Avrupa Birliği ile 22'nci fasla erişen flörtümüz, bu yolda alınacak mesafenin "daha da uzayacağı" kanaatini uyandırıyor. Tam üye olmadığı halde gümrüklerimizi bütünleştirişimiz ise artık zarar yazmaya başlayan başka bir olgu...
Başmüzakereci Egemen Bağış arkadaşımız Dilek Güngör'e "Gümrük Birliği'nin revize edilmesi için Avrupa Komisyonu ile görüşmeler yapıldığını" söylüyor. Bu AB'nin kapısında tam üyelik bekleme yerine aktif politika değişikliğine de işaret ediyor. Yerindedir...
İşler daha da uzayacaksa fasıl sayısını artırmak yerine belki de Gümrük Birliği'ni, AB-Türkiye Serbest Ticaret Anlaşması'na dönüştürme sürecine girmek daha akıllıcadır. Burada sorun, hangi durumun ülkeye ne kazandırıp ne kaybettireceğini henüz çalışmıyor olmamızdır.

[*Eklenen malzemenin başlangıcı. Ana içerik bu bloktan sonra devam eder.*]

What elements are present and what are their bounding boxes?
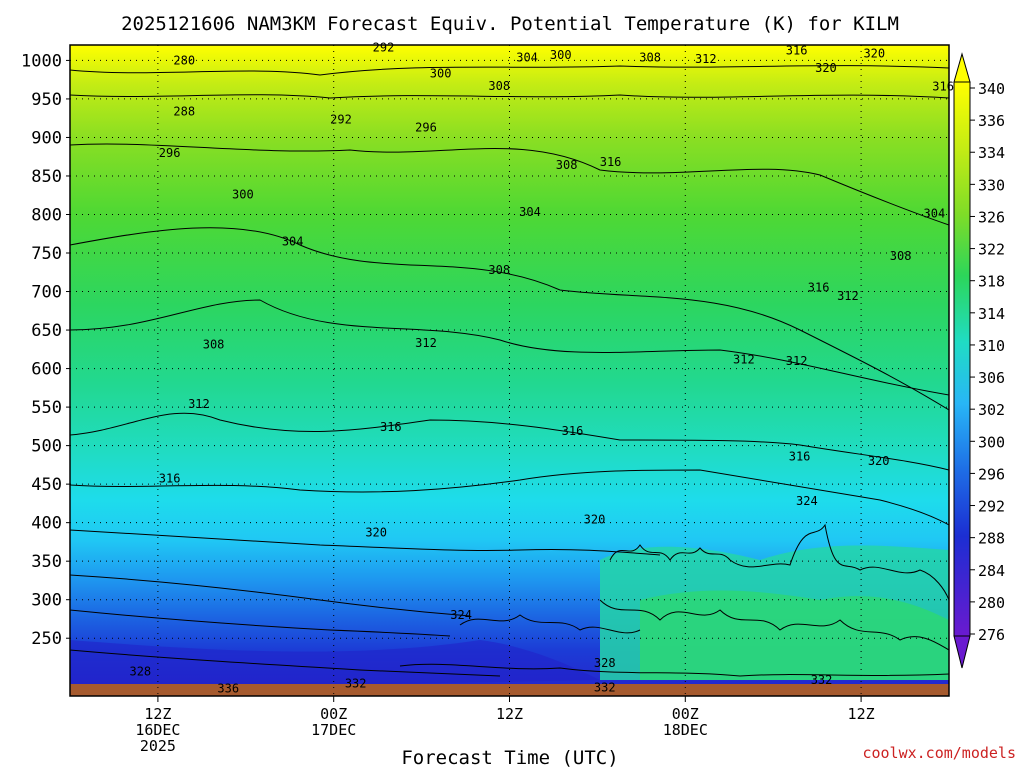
contour-label: 316: [562, 424, 584, 438]
contour-label: 316: [380, 420, 402, 434]
colorbar-label: 334: [978, 144, 1005, 162]
y-tick-label: 300: [31, 591, 62, 611]
credit-text[interactable]: coolwx.com/models: [862, 744, 1016, 762]
contour-label: 300: [430, 67, 452, 81]
contour-label: 312: [695, 52, 717, 66]
contour-label: 280: [173, 53, 195, 67]
colorbar-label: 314: [978, 305, 1005, 323]
contour-label: 308: [890, 249, 912, 263]
contour-label: 328: [129, 664, 151, 678]
contour-label: 312: [415, 336, 437, 350]
contour-label: 316: [808, 281, 830, 295]
colorbar-label: 280: [978, 594, 1005, 612]
contour-label: 288: [173, 104, 195, 118]
colorbar-label: 318: [978, 273, 1005, 291]
y-tick-label: 250: [31, 629, 62, 649]
contour-label: 320: [365, 526, 387, 540]
contour-label: 316: [600, 155, 622, 169]
contour-labels: 336 332 332 332 328 328 324 324 320 320 320 316 316 3…: [129, 40, 954, 695]
x-tick-label: 2025: [140, 737, 176, 755]
colorbar-label: 302: [978, 401, 1005, 419]
y-tick-label: 600: [31, 360, 62, 380]
contour-label: 316: [159, 472, 181, 486]
y-tick-label: 850: [31, 167, 62, 187]
x-tick-label: 16DEC: [135, 721, 180, 739]
contour-label: 308: [203, 338, 225, 352]
contour-label: 308: [488, 263, 510, 277]
colorbar-label: 288: [978, 530, 1005, 548]
contour-label: 312: [733, 352, 755, 366]
contour-label: 324: [796, 494, 818, 508]
y-tick-label: 500: [31, 437, 62, 457]
y-axis: 250 300 350 400 450 500 550 600 650 700 750 800 850 9…: [21, 51, 70, 649]
x-tick-label: 00Z: [320, 705, 347, 723]
contour-label: 300: [550, 48, 572, 62]
x-axis-label: Forecast Time (UTC): [401, 747, 618, 768]
contour-label: 320: [868, 454, 890, 468]
x-tick-label: 00Z: [672, 705, 699, 723]
colorbar-label: 330: [978, 176, 1005, 194]
contour-label: 320: [584, 513, 606, 527]
contour-label: 300: [232, 187, 254, 201]
contour-label: 296: [159, 146, 181, 160]
grid: [70, 45, 949, 696]
contour-label: 304: [519, 205, 541, 219]
contour-label: 312: [837, 289, 859, 303]
temperature-field: [70, 45, 949, 696]
colorbar-label: 310: [978, 337, 1005, 355]
contour-label: 316: [932, 80, 954, 94]
contour-label: 328: [594, 656, 616, 670]
colorbar-label: 336: [978, 112, 1005, 130]
y-tick-label: 650: [31, 321, 62, 341]
contour-label: 304: [516, 50, 538, 64]
y-tick-label: 700: [31, 283, 62, 303]
colorbar: 340 336 334 330 326 322 318 314 310 306 302 300 296 2…: [953, 52, 1005, 669]
contour-label: 316: [789, 449, 811, 463]
y-tick-label: 350: [31, 552, 62, 572]
contour-label: 312: [188, 397, 210, 411]
contour-label: 304: [924, 207, 946, 221]
x-tick-label: 18DEC: [663, 721, 708, 739]
y-tick-label: 1000: [21, 51, 62, 71]
colorbar-label: 300: [978, 433, 1005, 451]
contour-label: 332: [811, 673, 833, 687]
y-tick-label: 750: [31, 244, 62, 264]
colorbar-label: 322: [978, 241, 1005, 259]
colorbar-label: 326: [978, 208, 1005, 226]
y-tick-label: 950: [31, 90, 62, 110]
contour-label: 320: [863, 46, 885, 60]
x-tick-label: 12Z: [848, 705, 875, 723]
contour-label: 296: [415, 120, 437, 134]
colorbar-label: 292: [978, 498, 1005, 516]
contour-label: 292: [373, 40, 395, 54]
contour-label: 320: [815, 61, 837, 75]
chart-title: 2025121606 NAM3KM Forecast Equiv. Potent…: [121, 13, 899, 35]
contour-label: 332: [345, 677, 367, 691]
contour-label: 292: [330, 113, 352, 127]
x-tick-label: 17DEC: [311, 721, 356, 739]
contour-label: 324: [450, 608, 472, 622]
contour-label: 308: [488, 79, 510, 93]
contour-label: 304: [282, 234, 304, 248]
y-tick-label: 550: [31, 398, 62, 418]
colorbar-label: 340: [978, 80, 1005, 98]
y-tick-label: 450: [31, 475, 62, 495]
colorbar-label: 306: [978, 369, 1005, 387]
contour-label: 308: [639, 50, 661, 64]
y-tick-label: 400: [31, 514, 62, 534]
x-tick-label: 12Z: [144, 705, 171, 723]
contour-label: 332: [594, 681, 616, 695]
y-tick-label: 800: [31, 205, 62, 225]
contour-label: 316: [786, 43, 808, 57]
colorbar-label: 284: [978, 562, 1005, 580]
colorbar-label: 296: [978, 465, 1005, 483]
y-tick-label: 900: [31, 128, 62, 148]
contour-label: 336: [217, 681, 239, 695]
x-tick-label: 12Z: [496, 705, 523, 723]
contour-label: 308: [556, 158, 578, 172]
contour-label: 312: [786, 354, 808, 368]
colorbar-label: 276: [978, 626, 1005, 644]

Tamam, Gümrük Birliği'ne üye olmasaydık, Avrupa'nın 6'ncı, dünyanın 16'ncı ekonomisi olamazdık. Fakat tam üye olmadan gümrük birliğinde olmak Türkiye'nin zararına yazmaya başladı. Üstelik malları serbest ama tüccarları bağlı yapısıyla vize belası, acil sorun haline geldi.
AB ile bir yandan 22'nci fasıl başlaya dursun, bizim anlı şanlı ekonomi STK'larımız, şu vize sorununu kendine dert edemez mi?
Misal 1 milyon 600 bin işletmenin her yıl en az 10 bin lira ödediği 360 odamız içinden, TOBB, İTO gibi geniş bütçeli ve yüksek temsil gücüne sahip STK'lar, Avrupa'da vize davaları açamaz mı?
Yöneticileri vizeden muaf diye üyelerinin konsolosluk kapılarında rezil olmasına göz yuman STK başkanlarımıza sesleniyorum: Türkiye ile AB arasında tam üyelik için 22'nci fasıl açıla dursun, siz de Türk iş insanı için "vize faslı" açın.
Vize utancını başımıza biz açtık, bu beladan kurtulmak da bizim boynumuzun borcu... Vize için kaçıncı faslı baharı bekliyoruz ki?